病気を患ってから始めたウオーキング、徐々に距離を伸ばしていますが、私の休日の定番コースをご紹介します…。私の自宅は岡部町ですが、宇津ノ谷トンネルの藤枝側の出口からほど近いところにあります。まず自宅を出て、国1バイパスの道の駅「宇津ノ谷」から平成トンネルを抜けて丸子側へ。

バイパストンネルの中間点
丸子側の案内看板

丸子側の道の駅で休憩ののち、バイパスを横切る大きな歩道橋を渡って反対側の宇津ノ谷町へと向かいます。

バイパスを跨ぐ歩道橋
よく見ると、この歩道橋はつり橋構造です。

宇津ノ谷トンネルの丸子側入口にかかっている立派な歩道橋を渡って反対側の丸子宇津ノ谷町へ入っていきます。

宇津ノ谷町の入口付近

なかなか雰囲気の良い建物が並んでいます。今風の家はほとんど無く、かといって古い家でもない。景観を保つ為に羽目板を使った家を建てることに補助金でも出ているのでしょうか。懐かしい雰囲気の町です。ここは旧東海道です。この先に旧東海道(中世から江戸時代)と、明治以降の明治トンネルを抜ける東海道、昭和初期に作られた国1の東海道、そしてこの街道の反対側の南側(バイパスの南)から峠を超える有名な蔦の細道と言われる平安時代の官道の4つの峠越えのルートがあります。蔦の細道はかなりの難所ですが、いつか歩きたいと思っています。
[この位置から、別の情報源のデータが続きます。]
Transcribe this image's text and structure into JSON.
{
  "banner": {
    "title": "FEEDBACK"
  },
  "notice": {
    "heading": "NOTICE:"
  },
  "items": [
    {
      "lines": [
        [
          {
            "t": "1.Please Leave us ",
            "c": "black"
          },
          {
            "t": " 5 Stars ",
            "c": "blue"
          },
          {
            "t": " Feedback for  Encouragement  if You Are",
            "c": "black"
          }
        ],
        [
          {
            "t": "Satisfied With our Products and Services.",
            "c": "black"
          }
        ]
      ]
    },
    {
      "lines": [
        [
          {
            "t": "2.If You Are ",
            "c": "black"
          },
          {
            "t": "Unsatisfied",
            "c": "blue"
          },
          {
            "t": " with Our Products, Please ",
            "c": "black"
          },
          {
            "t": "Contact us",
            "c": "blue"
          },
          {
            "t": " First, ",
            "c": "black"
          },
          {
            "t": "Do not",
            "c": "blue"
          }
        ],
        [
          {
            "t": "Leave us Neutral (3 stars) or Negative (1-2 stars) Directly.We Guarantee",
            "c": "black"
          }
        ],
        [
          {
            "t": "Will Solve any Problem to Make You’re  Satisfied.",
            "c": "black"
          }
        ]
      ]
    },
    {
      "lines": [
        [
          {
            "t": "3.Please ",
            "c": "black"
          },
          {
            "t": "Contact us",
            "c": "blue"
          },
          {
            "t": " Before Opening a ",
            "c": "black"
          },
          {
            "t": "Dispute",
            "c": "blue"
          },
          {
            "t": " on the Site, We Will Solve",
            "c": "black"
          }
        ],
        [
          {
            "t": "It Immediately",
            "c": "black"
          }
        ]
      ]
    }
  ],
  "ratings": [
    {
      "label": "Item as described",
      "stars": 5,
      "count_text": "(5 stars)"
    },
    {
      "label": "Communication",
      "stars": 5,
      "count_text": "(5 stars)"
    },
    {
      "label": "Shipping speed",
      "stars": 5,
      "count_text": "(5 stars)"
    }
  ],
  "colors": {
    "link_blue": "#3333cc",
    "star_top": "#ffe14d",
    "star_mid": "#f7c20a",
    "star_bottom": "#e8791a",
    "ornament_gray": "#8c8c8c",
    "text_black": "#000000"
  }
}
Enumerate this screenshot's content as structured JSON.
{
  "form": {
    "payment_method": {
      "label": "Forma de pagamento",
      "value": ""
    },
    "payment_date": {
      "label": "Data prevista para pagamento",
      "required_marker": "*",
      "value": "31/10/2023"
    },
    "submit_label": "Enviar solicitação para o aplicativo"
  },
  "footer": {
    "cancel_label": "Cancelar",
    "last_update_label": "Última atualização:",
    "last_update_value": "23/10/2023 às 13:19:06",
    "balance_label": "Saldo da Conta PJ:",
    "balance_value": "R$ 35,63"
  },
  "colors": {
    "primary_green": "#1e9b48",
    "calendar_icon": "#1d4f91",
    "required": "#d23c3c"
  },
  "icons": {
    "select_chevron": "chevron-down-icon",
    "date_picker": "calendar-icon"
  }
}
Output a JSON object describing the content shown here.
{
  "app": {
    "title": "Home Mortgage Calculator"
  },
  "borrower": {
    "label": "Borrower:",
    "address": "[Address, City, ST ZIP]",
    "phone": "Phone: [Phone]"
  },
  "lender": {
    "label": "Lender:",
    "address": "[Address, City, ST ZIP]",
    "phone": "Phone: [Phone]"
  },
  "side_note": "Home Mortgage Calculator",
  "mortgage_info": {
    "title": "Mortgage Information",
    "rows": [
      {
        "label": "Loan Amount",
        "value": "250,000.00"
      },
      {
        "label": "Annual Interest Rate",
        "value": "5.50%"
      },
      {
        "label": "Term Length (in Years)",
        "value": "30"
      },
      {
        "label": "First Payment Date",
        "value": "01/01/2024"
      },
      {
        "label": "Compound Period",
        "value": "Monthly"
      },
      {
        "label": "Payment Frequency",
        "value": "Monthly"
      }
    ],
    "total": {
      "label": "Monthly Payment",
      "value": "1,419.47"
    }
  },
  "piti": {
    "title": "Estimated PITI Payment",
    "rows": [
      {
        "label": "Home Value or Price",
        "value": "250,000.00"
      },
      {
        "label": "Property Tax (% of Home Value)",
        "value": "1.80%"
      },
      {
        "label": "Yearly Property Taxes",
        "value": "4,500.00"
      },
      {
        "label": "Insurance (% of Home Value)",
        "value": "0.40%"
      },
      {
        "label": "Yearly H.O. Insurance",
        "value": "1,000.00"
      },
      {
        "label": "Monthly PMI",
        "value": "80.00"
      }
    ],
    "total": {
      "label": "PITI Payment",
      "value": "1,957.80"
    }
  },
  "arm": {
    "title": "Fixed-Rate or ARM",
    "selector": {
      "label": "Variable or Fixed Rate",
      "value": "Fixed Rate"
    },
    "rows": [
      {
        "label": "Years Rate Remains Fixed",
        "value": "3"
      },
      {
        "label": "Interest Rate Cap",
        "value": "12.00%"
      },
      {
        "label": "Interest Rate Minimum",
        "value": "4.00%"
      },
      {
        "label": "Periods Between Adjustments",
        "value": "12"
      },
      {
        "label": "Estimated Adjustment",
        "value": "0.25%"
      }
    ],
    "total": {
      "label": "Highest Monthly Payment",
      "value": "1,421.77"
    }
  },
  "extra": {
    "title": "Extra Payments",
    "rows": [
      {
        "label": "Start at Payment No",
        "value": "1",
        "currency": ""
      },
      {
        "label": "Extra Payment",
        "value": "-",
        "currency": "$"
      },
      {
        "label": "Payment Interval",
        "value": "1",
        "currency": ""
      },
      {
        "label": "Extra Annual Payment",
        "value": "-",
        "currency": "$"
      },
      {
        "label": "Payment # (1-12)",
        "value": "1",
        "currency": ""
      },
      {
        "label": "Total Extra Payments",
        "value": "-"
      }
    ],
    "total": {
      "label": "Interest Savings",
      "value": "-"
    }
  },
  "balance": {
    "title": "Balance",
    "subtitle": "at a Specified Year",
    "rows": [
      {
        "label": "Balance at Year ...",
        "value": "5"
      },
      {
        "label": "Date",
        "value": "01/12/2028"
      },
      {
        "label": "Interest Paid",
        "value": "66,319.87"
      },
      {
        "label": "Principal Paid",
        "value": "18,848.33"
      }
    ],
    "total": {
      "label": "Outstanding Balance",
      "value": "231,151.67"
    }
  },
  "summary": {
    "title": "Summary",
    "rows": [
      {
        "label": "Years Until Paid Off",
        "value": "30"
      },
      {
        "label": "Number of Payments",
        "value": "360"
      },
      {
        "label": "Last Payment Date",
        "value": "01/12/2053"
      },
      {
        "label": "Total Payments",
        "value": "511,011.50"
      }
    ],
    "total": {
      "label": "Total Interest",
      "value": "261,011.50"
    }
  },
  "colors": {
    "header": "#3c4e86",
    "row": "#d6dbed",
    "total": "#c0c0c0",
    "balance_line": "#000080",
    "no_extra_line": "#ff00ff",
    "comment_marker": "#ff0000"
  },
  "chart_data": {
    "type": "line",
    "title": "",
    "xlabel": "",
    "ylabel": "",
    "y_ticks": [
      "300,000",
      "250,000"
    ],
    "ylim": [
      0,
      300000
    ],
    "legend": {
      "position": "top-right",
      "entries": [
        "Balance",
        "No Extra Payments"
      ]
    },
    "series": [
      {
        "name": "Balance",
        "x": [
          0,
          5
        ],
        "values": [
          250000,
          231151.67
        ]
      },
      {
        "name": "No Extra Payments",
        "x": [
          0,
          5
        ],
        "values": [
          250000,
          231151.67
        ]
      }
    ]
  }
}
さて、話を元に戻しましょう。丸子宇津ノ谷町は、脇を流れる丸子川沿いに古い民家が立ち並んでします。平日はほとんど人がいません。閑散として静かな街並みが続きます。

宇津ノ谷町の案内看板

しばらく街並みを見なが歩いて行くと、道が二手に分かれます。二俣の道を右に行くと昭和初期の国道トンネル(通称大正トンネル)に続き、左に入っていくと、石畳のきれいな、どこかタイムスリップしたような街並みに入っていきます。

屋号は車屋(昔、人力車屋でもやってたのかな)

石畳の道を趣のある民家を見ながら、歩いて行きます。この道沿いの家々には古い屋号が掲げられています。車屋とか伊勢屋、清水家など興味深い屋号があります。

お羽織屋

石畳の道を上がっていくと、有名なお羽織屋があります。豊臣秀吉が小田原攻めの時に宿泊し、秀吉から羽織を頂いたという旅籠です。徳川家康から頂いた茶わんもあるそうですが、残念ながらコロナの関係でしょうか、現在は拝観できません。

宇津ノ谷町の階段街(アニメの舞台になりそう)

お羽織屋をすぎると階段街になります。映画に出てきそうな良い雰囲気の場所で、デートスポットになっているようです。この階段を上がったところに明治トンネルがあります。トンネルの手前には休憩所があり、トイレもあります。ここで小休止。

休憩所の先の案内看板・明治トンネル、こっち→
明治トンネルの入り口(車は通れません)

このトンネルは明治の初期に地元の有志で作られたもので、明治9年から運用開始。当時は日本で初めての有料トンネルで「銭取りトンネル」と呼ばれていたそうです。最初のトンネルは丸子側の入口からわずかばかりがレンガ積みで、ほとんどが木製の木枠のトンネルでした。また、測量技術が未熟だったので、両サイドから掘り進んでいってら途中で九の字に曲がってしまったそうです(笑)。明治29年に明かり用のランタンが原因の火事で崩落して壊れてしまい、現在の明治トンネルはその後修復したものが保存されています。その時にイギリス様式の全線レンガ作りのものに改修され、曲がりも修正されて直線に直されたそうです。

 

通称・お化けトンネル

地元の子供たちが言う「お化けトンネル」です。キモ試しの場所になっているらしく、娘は「お父さん、あのトンネル通っているの?」と目を丸くしていました。たしかに昼なお暗く、明かりがついています、その明かりが不気味さを強くしています。ここを抜けると、もう自宅まですぐです。

トンネルを抜けると切通。
明治天皇の碑
分かれ道

明治トンネル抜けると、明治の東海道と、旧々国1に分かれますが、ウオーキングのルートとしては旧国1を歩いて帰ります。娘が心配して「お父さん。途中で倒れたらだれにも見つからないから山道はやめて」と言われていますので。でも密かにチャレンジしようと思っています。この舗装路を下って自宅に戻ります。

一周約6キロ、10,000歩の初心者コース。お散歩にはちょうどいい距離です。初心者や運動不足の方でも気軽に歩ける安全なコースですので、ぜひ歩いてみてください。新緑の山や風情のある古い街並みを歩くのは気持ちがいいですよ。